737MAX is once again in the news, only this time not for what it isn’t doing.   On December 23 of last year, the same day Dennis Muilenberg resigned, Boeing announced it would shut down production of the 737MAX in January and told suppliers to stop parts shipments for a month.  On January 10 of this year, Spirit Aerosystems, manufacturer of MAX fuselages announced it would lay off 2,800 workers – about a quarter of its Wichita work force (half of Spirit’s revenues come from the 737).   Since then, subtier suppliers in the US and particularly Seattle and Wichita have also begun laying off workers.   Boeing, however, is not laying off any workers but is redeploying them, choosing to retain valuable assembly workers for the future restart of production.   Boeing announced on January 21 that it expects the MAX will be returned to service in the “middle of 2020”.   Furthermore, in comments the following day, new CEO Dave Calhoun said they plan to restart MAX production “months before” the aircraft is recertified.  His comments suggest production will be paused until March before restarting.
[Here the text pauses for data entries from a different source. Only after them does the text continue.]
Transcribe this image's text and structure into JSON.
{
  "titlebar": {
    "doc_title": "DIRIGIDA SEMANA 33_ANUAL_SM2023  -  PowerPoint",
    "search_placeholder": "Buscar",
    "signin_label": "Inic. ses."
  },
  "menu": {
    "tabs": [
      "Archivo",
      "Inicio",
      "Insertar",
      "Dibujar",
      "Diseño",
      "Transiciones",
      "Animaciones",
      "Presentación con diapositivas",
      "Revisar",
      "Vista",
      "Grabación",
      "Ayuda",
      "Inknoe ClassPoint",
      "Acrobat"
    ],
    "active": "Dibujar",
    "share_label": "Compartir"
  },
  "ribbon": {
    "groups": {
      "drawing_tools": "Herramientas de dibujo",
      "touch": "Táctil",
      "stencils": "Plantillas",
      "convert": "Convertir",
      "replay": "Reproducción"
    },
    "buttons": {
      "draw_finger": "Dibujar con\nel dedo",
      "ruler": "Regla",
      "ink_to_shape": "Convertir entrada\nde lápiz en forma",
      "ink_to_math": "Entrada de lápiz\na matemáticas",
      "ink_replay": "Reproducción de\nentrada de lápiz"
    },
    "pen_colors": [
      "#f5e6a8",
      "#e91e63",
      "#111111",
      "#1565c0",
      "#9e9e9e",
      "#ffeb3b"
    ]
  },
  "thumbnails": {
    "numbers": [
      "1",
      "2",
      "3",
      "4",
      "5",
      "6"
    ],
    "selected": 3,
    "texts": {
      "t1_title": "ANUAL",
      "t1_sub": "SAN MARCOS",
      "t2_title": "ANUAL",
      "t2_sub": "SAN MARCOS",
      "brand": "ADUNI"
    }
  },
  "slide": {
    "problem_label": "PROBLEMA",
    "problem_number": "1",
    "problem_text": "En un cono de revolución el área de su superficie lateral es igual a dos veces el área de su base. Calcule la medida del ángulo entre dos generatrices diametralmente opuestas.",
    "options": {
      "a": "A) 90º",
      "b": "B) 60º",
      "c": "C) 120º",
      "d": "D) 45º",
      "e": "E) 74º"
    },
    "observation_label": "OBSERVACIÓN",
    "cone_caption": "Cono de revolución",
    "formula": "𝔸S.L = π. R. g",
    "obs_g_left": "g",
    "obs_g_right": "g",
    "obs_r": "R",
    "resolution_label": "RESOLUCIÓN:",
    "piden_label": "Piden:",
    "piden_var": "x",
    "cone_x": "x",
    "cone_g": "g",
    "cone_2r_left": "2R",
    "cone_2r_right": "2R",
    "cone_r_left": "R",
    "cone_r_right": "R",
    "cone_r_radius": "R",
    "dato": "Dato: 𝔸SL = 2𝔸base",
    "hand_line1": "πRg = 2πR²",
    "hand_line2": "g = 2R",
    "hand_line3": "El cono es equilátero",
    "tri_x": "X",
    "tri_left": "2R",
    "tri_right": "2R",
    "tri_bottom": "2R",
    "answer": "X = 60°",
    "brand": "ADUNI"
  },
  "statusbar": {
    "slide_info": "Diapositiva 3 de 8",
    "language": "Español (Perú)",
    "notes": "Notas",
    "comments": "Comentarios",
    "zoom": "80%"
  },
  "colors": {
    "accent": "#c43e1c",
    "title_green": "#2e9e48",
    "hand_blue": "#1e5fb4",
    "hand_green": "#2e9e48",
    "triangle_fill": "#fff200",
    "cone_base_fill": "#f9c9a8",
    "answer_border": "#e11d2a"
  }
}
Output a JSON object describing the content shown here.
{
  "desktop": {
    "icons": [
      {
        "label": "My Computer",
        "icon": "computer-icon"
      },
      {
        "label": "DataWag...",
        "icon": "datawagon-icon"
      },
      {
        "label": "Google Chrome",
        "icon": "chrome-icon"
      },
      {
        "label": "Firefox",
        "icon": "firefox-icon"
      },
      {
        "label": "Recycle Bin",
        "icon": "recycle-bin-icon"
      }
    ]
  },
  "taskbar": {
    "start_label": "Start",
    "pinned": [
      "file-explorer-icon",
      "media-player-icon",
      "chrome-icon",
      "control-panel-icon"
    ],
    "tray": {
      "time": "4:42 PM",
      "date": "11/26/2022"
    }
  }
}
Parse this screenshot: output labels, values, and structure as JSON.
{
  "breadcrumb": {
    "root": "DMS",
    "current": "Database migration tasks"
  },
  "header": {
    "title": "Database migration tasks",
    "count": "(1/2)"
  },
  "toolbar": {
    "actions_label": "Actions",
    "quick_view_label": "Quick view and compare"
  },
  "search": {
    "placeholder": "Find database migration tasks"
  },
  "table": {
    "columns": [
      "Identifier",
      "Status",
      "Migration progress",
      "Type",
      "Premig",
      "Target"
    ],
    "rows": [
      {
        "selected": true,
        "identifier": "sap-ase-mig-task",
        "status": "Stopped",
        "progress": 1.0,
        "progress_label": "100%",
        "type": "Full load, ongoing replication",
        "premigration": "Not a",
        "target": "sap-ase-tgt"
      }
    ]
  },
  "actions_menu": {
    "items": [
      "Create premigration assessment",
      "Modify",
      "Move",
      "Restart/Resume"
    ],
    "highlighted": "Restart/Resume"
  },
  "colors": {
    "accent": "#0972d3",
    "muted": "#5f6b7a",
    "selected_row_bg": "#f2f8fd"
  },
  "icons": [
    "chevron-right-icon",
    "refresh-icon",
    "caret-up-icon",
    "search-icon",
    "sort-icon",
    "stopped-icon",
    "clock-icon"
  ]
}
To be clear, return to service means the aircraft has been recertified by the regulators and can be safely flown.   It also means that Boeing will be able to resume shipping aircraft.   However, that does not mean that the aircraft already built will be flying right away.   That will only happen once the aircraft already built (whether delivered to customers or not) have undergone the prescribed fixes (e.g., software updates), pilots complete training (recall that MAX simulators are in short supply) and the airlines induct them into their flight schedules.   For additional clarity, “production” in the rest of this piece refers to MAX aircraft completed by Boeing.   Delivery refers to MAX aircraft delivered to its customers.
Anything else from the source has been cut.